Mole National Park isn't actually that far...
1359 days ago
JAN 8,9,10th 2009

You should visit... This is a good time... Buy your plane ticket now...

HISTORY

Created in Jannuary 2001, the "festival au désert" is held every year in Essakane, two hours from Timbouctou in Mali.

This Festival seeks its origin in the big traditional Touareg festivities, as Takoubelt in Kidal and Temakannit in Tombouctou, which represented for long time a place for decision making and exchange of information among the different communities. At the beginning, there were songs and touareg dances, poetries, camel rides, games, etc.

Today, the Festival is opened to the external world and welcomes artists from other Malian regions, other African countries, but also from Europe and from the whole world.

During three days, around 30 artistic groups are invited from all around the world to present their art.

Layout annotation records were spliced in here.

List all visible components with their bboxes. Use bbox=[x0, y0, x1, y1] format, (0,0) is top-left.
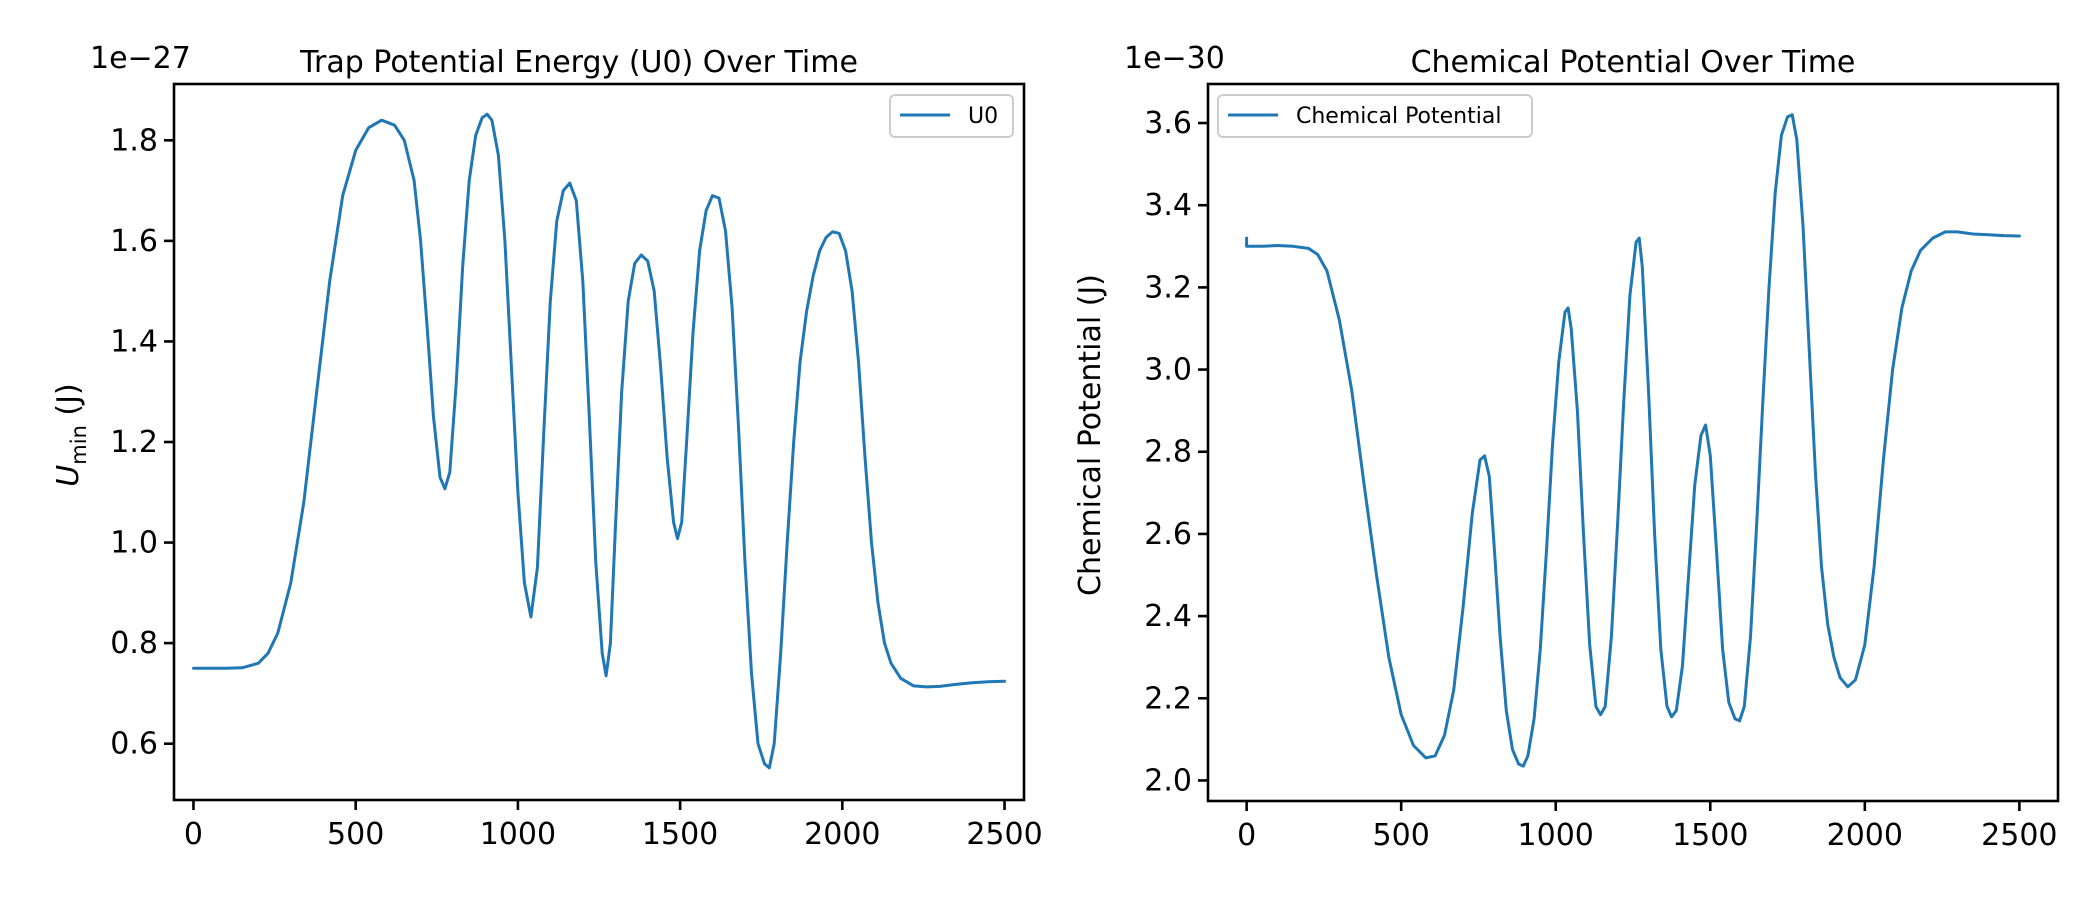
plot-area-frame bbox=[172, 82, 1026, 802]
legend-label-chemical-potential: Chemical Potential bbox=[1296, 104, 1501, 129]
x-tick-label: 2000 bbox=[804, 817, 880, 852]
legend: U0 bbox=[889, 94, 1014, 138]
x-ticks: 0 500 1000 1500 2000 2500 bbox=[1237, 801, 2058, 853]
chart-title: Trap Potential Energy (U0) Over Time bbox=[299, 45, 858, 80]
legend-label-u0: U0 bbox=[968, 104, 998, 129]
y-tick-label: 0.6 bbox=[110, 727, 158, 762]
y-offset-text: 1e−30 bbox=[1124, 41, 1225, 76]
y-axis-label: Chemical Potential (J) bbox=[1073, 274, 1108, 596]
y-tick-label: 1.6 bbox=[110, 224, 158, 259]
series-line-u0 bbox=[192, 112, 1006, 770]
y-axis-label-subscript: min bbox=[67, 425, 91, 465]
y-tick-label: 2.0 bbox=[1144, 763, 1192, 798]
x-tick-label: 2500 bbox=[1981, 818, 2057, 853]
y-tick-label: 0.8 bbox=[110, 626, 158, 661]
chart-trap-potential: Trap Potential Energy (U0) Over Time 1e−… bbox=[51, 41, 1043, 852]
chart-chemical-potential: Chemical Potential Over Time 1e−30 Chemi… bbox=[1073, 41, 2060, 853]
y-tick-label: 1.4 bbox=[110, 324, 158, 359]
series-layer bbox=[1245, 113, 2021, 768]
y-axis-label-main: U bbox=[51, 465, 86, 487]
x-tick-label: 1500 bbox=[1672, 818, 1748, 853]
chart-title: Chemical Potential Over Time bbox=[1411, 45, 1856, 80]
legend-box bbox=[889, 94, 1014, 138]
legend: Chemical Potential bbox=[1217, 94, 1533, 138]
x-tick-label: 1500 bbox=[642, 817, 718, 852]
y-axis-label-unit: (J) bbox=[51, 383, 86, 425]
y-ticks: 2.0 2.2 2.4 2.6 2.8 3.0 3.2 3.4 3.6 bbox=[1144, 106, 1208, 798]
x-tick-label: 1000 bbox=[480, 817, 556, 852]
y-tick-label: 3.4 bbox=[1144, 188, 1192, 223]
y-tick-label: 3.6 bbox=[1144, 106, 1192, 141]
y-tick-label: 2.6 bbox=[1144, 517, 1192, 552]
y-tick-label: 3.0 bbox=[1144, 353, 1192, 388]
y-offset-text: 1e−27 bbox=[90, 41, 191, 76]
x-ticks: 0 500 1000 1500 2000 2500 bbox=[184, 800, 1043, 852]
y-axis-label: Umin (J) bbox=[51, 383, 91, 486]
x-tick-label: 0 bbox=[184, 817, 203, 852]
y-ticks: 0.6 0.8 1.0 1.2 1.4 1.6 1.8 bbox=[110, 123, 174, 762]
y-tick-label: 2.2 bbox=[1144, 681, 1192, 716]
y-tick-label: 2.4 bbox=[1144, 599, 1192, 634]
series-layer bbox=[192, 112, 1006, 770]
plot-area-frame bbox=[1206, 82, 2060, 803]
y-tick-label: 1.2 bbox=[110, 425, 158, 460]
series-line-chemical-potential bbox=[1245, 113, 2021, 768]
x-tick-label: 2000 bbox=[1827, 818, 1903, 853]
y-tick-label: 1.0 bbox=[110, 526, 158, 561]
y-tick-label: 3.2 bbox=[1144, 270, 1192, 305]
x-tick-label: 1000 bbox=[1518, 818, 1594, 853]
x-tick-label: 2500 bbox=[966, 817, 1042, 852]
legend-box bbox=[1217, 94, 1533, 138]
x-tick-label: 0 bbox=[1237, 818, 1256, 853]
y-tick-label: 2.8 bbox=[1144, 435, 1192, 470]
y-tick-label: 1.8 bbox=[110, 123, 158, 158]
x-tick-label: 500 bbox=[1373, 818, 1430, 853]
x-tick-label: 500 bbox=[327, 817, 384, 852]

Due to the attention of the media and to the huge logistic effort that it is mobilizing, the Festival is now included among the Big Modern Festivals, though it maintains its traditional cultural aspects.

MAIN

http://www.festival-au-desert.org/

LISTEN

http://www.wnyc.org/shows/soundcheck/episodes/2007/07/03/segments/81493

ARTICLE

http://www.vanityfair.com/culture/features/2007/07/malifestival200707
1361 days ago
So it has rained a few times now. Today being one - and it's not just rain that comes, it's wind- and plenty of it. There is lightening and thunder too but wow that wind - it's like a hurricane! A part of my roof has actually blown off, a small part and not in my bedroom so it's ok - and it's supposedly getting fixed tomorrow.

I got a cold because I was still sleeping outside but that wind! It just about knocked me off the bed - well, the makeshift bed as mine had bed bugs (may-be scabies) - man, it was awful - but I got rid of them by pouring boiling water over my bed, washing the creases, leaving it in the sun, washing the sheets with treated stuff, and spraying the house with strong repellent. The procedure was rough and involved plenty of bites, sleeping on a row of chairs with a towel sheet- and cursing. But now how I appreciate my lovely bed and soft sheets! It makes me think about the wonders of whipped cream.
1389 days ago
April 21-26

This was about a week of flashback to training but we all got to bring our counterparts so that was fun. We should have/could have had this at the beach but for some reason our organizer is tired of having it there!

We ate enough protein to last the year I think. Got to go swimming and stay in a fancy hotel room with fancy tile floors that feel nice under the feet. I jumped on the bed and did flips too (so I could get hungry then just for fun). I lost my beloved change purse I have had since I was 12 and admired the stylish front desk woman's short tie.

It was a great bonding experience with Abdulai and I think he got a lot out of it all. Not just swimming in a pool which he had never done and playing Marco Polo (he kept saying Michael Polo). Or seeing me drink beer, which in my village of muslims who don't drink I never let on that I did...

We interviewed him and he said that he thinks we were all put in the right communities and he is happy with his Peace Corps Volunteer- compared to the rest. Ok - so I asked him the question but I think it's true. And it's true for me too! We shared experiences and ideas. I got paler from all the sitting inside. We got a lot of papers on proposals we could write... and the small print.
1398 days ago
Yea! I have a newly built Net for my veranda to keep all those nasty little bugs that would have eaten me away. Since I live in a corn field...

I will make a local fridge to make local cheese... and I will eat more vegatables.

Buddy Abdulai says I will die because no one will visit me or be able to do anything because everyone will be at farm. Haha. Can't wait! Some school kids will still be in school sometimes and I will finally Paint. Oh and I will buy a hoe for 2 bucks so I can try to farm though Abdulai again says I will die. It's just a jokey expression, don't fret.